Even now, as in every day during residency and fellowship, when there are patients waiting at the other end, I can make early am arrivals happen albeit with a fair bit of crankiness as my poor husband kicks me out the door with coffee in hand. Honestly, it’s a miracle I ever chose a career where 5:30a rounds, 6a meetings, and 7a pre-op times are the norm. And on the days when there are no patients waiting at the other end, I continue to struggle with human functions in the morning. People at work often ask me why I am angry as they pass me in the halls at 6, 7, 8am…. I’m not angry. I’m just a cranky Not-A-Morning-Person.

Unlike my college and early med school days, these days an 8:30a start of anything (signout rounds, soccer games, flights…) would be welcome. Eleven am is shockingly late to me now; so in that regard my Not-A-Morning-Personitis has abated somewhat over the years.

But here I am. It’s the life I have chosen. Most of my work days start well before 8am and last well over twelve hours. Typically, I work 26 such days a month. And the Not-A-Morning-Personitis is still severe enough that I have been unable to incorporate pre-work early morning exercise into my daily regimen. Interestingly, when I travel (both with and without family) I am somehow able to swing pre-dawn jaunts at the hotel gym or outdoor runs. Perhaps this is due to the unfamiliar bed causing less restful sleep or the fact that even most surgery meetings don’t start until 8a or the allure of a new venue to run or the proximity of a Pure Barre studio or the late nights at the bar with colleagues (remember Vegas friends? I still got my money’s worth from the $15 gym fee)…

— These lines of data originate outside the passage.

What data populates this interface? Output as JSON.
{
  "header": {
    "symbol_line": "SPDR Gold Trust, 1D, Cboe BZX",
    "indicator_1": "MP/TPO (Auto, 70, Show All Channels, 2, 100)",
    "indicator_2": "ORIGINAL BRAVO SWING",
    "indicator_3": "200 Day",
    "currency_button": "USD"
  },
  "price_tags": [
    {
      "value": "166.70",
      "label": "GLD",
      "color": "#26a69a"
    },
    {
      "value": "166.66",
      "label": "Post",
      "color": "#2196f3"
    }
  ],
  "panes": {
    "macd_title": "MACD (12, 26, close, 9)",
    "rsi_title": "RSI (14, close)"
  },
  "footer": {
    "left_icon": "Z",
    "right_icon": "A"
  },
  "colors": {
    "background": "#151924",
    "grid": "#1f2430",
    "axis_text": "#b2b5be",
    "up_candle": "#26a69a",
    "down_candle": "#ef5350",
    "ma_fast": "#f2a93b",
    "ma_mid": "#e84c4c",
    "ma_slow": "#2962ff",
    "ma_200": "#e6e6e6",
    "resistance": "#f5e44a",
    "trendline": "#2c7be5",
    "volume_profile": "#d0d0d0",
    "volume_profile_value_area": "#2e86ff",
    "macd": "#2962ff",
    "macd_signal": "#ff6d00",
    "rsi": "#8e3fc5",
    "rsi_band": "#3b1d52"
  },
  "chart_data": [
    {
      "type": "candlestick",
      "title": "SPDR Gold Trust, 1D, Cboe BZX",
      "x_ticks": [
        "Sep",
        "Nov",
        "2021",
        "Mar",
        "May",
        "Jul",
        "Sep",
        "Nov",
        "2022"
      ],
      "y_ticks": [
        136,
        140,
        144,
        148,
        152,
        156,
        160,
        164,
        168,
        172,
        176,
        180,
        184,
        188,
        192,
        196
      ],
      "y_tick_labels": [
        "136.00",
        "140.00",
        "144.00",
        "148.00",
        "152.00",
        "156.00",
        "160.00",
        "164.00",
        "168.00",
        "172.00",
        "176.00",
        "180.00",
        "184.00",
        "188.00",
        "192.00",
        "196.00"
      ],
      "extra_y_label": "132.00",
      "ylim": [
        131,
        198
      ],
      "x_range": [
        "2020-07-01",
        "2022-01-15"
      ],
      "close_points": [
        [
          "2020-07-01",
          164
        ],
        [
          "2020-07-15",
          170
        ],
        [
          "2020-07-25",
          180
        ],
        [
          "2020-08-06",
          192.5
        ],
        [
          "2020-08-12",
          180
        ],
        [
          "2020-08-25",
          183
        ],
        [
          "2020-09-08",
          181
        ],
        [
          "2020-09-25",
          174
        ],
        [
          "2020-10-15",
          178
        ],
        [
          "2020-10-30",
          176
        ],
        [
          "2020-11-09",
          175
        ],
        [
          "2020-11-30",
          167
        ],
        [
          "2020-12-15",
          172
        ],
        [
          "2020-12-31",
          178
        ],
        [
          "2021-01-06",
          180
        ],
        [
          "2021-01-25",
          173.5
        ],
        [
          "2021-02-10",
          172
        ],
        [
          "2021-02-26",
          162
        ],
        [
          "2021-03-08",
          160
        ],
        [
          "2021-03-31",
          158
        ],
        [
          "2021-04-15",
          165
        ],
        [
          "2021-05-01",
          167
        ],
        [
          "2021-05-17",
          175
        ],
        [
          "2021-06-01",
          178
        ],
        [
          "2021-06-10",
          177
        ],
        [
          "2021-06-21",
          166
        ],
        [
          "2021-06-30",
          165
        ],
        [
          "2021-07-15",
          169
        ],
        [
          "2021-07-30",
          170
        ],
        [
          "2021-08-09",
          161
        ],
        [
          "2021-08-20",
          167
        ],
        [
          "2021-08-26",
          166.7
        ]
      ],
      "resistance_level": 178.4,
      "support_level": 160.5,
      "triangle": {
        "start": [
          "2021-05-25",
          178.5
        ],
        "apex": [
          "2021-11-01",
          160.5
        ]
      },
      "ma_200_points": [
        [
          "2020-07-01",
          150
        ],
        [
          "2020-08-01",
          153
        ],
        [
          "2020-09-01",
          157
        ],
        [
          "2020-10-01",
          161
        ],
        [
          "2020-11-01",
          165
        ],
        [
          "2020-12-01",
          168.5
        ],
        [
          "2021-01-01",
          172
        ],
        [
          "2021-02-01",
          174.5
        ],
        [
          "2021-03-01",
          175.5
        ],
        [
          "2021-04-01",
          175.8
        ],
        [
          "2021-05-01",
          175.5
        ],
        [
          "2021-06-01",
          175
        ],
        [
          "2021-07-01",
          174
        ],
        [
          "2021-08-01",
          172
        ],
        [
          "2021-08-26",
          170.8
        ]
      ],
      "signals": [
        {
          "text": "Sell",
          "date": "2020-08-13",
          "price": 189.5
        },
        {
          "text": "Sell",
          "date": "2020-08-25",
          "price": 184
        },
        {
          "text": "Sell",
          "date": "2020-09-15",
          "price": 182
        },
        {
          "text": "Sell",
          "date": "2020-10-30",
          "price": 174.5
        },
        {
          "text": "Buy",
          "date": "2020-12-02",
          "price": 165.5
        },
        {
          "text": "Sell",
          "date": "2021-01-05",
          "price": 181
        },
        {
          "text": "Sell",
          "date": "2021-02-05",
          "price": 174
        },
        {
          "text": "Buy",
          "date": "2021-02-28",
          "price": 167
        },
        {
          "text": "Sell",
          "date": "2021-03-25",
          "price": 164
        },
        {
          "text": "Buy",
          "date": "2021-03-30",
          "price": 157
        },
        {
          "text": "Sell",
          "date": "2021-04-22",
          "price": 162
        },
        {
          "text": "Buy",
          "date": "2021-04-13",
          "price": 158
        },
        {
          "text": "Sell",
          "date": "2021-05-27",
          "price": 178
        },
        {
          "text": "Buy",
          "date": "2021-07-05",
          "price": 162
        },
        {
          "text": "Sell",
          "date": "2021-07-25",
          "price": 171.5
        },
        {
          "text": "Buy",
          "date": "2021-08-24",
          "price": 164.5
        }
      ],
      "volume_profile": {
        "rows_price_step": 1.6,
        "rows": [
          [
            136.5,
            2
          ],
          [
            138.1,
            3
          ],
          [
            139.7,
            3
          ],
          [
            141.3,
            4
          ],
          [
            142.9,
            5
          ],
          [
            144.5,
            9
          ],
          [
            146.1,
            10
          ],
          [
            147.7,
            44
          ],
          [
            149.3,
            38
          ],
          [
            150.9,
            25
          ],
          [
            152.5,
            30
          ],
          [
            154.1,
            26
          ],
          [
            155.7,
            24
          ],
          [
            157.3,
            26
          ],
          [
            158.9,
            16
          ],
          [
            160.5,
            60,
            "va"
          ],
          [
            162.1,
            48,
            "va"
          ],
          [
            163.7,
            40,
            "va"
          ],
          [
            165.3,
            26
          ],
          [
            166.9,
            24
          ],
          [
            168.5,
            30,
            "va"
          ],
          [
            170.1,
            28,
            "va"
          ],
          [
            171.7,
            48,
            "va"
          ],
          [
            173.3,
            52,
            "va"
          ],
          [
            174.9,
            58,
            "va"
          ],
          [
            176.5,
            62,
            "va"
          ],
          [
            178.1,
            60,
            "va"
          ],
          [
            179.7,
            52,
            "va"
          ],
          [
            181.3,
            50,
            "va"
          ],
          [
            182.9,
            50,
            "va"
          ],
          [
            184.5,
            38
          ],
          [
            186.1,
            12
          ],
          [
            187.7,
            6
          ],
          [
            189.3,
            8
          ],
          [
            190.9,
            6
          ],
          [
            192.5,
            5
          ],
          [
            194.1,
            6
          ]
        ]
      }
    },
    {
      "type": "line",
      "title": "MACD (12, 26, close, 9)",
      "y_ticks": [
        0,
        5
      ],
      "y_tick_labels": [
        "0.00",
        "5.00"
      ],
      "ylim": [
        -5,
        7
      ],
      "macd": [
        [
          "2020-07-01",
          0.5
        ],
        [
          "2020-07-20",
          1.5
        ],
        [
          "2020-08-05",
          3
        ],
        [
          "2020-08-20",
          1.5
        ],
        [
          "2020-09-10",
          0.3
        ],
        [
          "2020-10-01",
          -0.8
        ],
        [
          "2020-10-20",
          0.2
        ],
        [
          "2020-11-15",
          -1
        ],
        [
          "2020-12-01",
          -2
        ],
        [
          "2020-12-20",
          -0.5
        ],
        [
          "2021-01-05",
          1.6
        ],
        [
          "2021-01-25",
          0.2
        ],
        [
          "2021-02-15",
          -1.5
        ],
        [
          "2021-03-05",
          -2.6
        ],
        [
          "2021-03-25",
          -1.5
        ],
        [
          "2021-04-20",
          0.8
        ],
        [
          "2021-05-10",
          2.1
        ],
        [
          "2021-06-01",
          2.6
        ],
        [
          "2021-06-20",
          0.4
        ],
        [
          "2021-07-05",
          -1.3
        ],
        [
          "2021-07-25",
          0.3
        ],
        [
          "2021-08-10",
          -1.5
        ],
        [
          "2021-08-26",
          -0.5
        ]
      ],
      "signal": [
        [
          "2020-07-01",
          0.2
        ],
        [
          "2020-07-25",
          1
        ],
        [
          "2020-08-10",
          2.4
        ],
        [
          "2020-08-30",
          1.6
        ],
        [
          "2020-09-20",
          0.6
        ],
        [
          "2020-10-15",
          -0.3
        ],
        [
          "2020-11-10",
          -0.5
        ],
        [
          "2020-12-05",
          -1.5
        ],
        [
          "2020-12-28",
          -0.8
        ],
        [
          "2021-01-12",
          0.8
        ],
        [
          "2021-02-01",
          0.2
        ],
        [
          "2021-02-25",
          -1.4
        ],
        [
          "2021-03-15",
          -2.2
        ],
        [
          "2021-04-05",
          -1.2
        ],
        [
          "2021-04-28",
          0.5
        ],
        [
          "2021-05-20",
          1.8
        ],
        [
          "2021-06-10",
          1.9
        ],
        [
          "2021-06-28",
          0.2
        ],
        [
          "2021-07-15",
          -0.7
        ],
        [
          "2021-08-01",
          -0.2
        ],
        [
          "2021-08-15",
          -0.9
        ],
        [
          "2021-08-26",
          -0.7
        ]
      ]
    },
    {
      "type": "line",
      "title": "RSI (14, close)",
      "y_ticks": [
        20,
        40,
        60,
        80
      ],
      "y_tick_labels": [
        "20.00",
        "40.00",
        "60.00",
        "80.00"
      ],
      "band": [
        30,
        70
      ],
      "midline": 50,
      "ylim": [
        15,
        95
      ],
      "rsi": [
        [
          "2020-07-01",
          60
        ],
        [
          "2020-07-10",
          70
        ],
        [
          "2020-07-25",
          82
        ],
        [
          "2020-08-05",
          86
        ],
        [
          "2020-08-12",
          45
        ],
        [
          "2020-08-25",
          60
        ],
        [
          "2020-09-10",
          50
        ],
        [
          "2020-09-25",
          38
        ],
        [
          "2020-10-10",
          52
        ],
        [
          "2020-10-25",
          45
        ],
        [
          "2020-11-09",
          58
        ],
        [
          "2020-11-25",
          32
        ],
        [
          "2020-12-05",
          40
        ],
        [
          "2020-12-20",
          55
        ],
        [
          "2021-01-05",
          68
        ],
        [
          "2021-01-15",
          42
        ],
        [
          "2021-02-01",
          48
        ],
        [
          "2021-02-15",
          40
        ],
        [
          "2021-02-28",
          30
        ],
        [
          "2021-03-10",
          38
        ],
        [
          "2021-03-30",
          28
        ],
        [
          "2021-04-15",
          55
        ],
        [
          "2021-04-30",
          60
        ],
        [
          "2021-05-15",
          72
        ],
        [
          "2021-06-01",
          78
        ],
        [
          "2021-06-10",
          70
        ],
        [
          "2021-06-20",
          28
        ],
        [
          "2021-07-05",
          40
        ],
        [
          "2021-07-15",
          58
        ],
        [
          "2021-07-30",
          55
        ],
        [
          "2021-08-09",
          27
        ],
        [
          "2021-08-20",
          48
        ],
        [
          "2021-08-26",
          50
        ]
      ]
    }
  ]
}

But, in the past I have not been able to recreate this early morning motivation in my home environment. Until last week, I could count the number of my non-weekend off morning workouts on the fingers of ONE hand.

Last week I was jet lagged; and since the current me is actively trying to dispel excuses to not exercise I channeled my wide awakeness at 3:30a into several morning workouts in a row. The jet lag dissipated eventually, but then I found myself angling for a morning workout anyway. This was, in fact, a miracle.

I could hardly recognize myself. Six morning workouts in a row including a post-call workout on my first week back in the country. They weren’t always hard workouts but I was up and I was moving. And my Fitbit was congratulating me for all the extra steps squeezed into my day. I have now exercised in the morning on 9 of the last 10 days with an evening workout on the off-day.

Here’s why I think I have to make this work and rid myself of my chronic Not-A-Morning-Personitis for good.

1) I don’t spend the rest of my day with my inner voice badgering me about how I have to swing an evening workout only to feel bad when I don’t make it happen.

2) I save my hair and the environment by cutting down to a shower a day since the post workout rinse doubles as the morning rinse.

3) I get to catch up on DVR’d episodes of House Hunters because, let’s face it, the 10p weeknight airings of new episodes are just too late for someone who is as tired and as cranky as I am.

4) I don’t have to have the difficult inner debate between choosing ME and my workout to be healthy vs choosing being available for the kids’ bedtime routines to be a good mom.

5) My morning crankiness dissipates during the workout so fewer people are frightened by me when I finally get to work.

6) Post-workout endorphins, which propel me into a happier rest-of-the-morning after am workouts, tend to result in undesired sleeplessness after pm workouts.

7) However, sometimes I still feel like working out again in the evenings and I like 2-a-day workout me much better than Not-A-Morning-Person me.

8) It propels a cycle of positive self re-enforcement; I find myself more likely to engage in healthy work day behaviors like taking the stairs or skipping the bowl of Twix in the ICU when I already feel good about having conquered a morning workout.

9) Who wouldn’t want to see Fitbit’s crazy happy face before dawn; it is one of the few positive digital messages I ever get these days.

10) I will occasionally catch a pretty sunrise.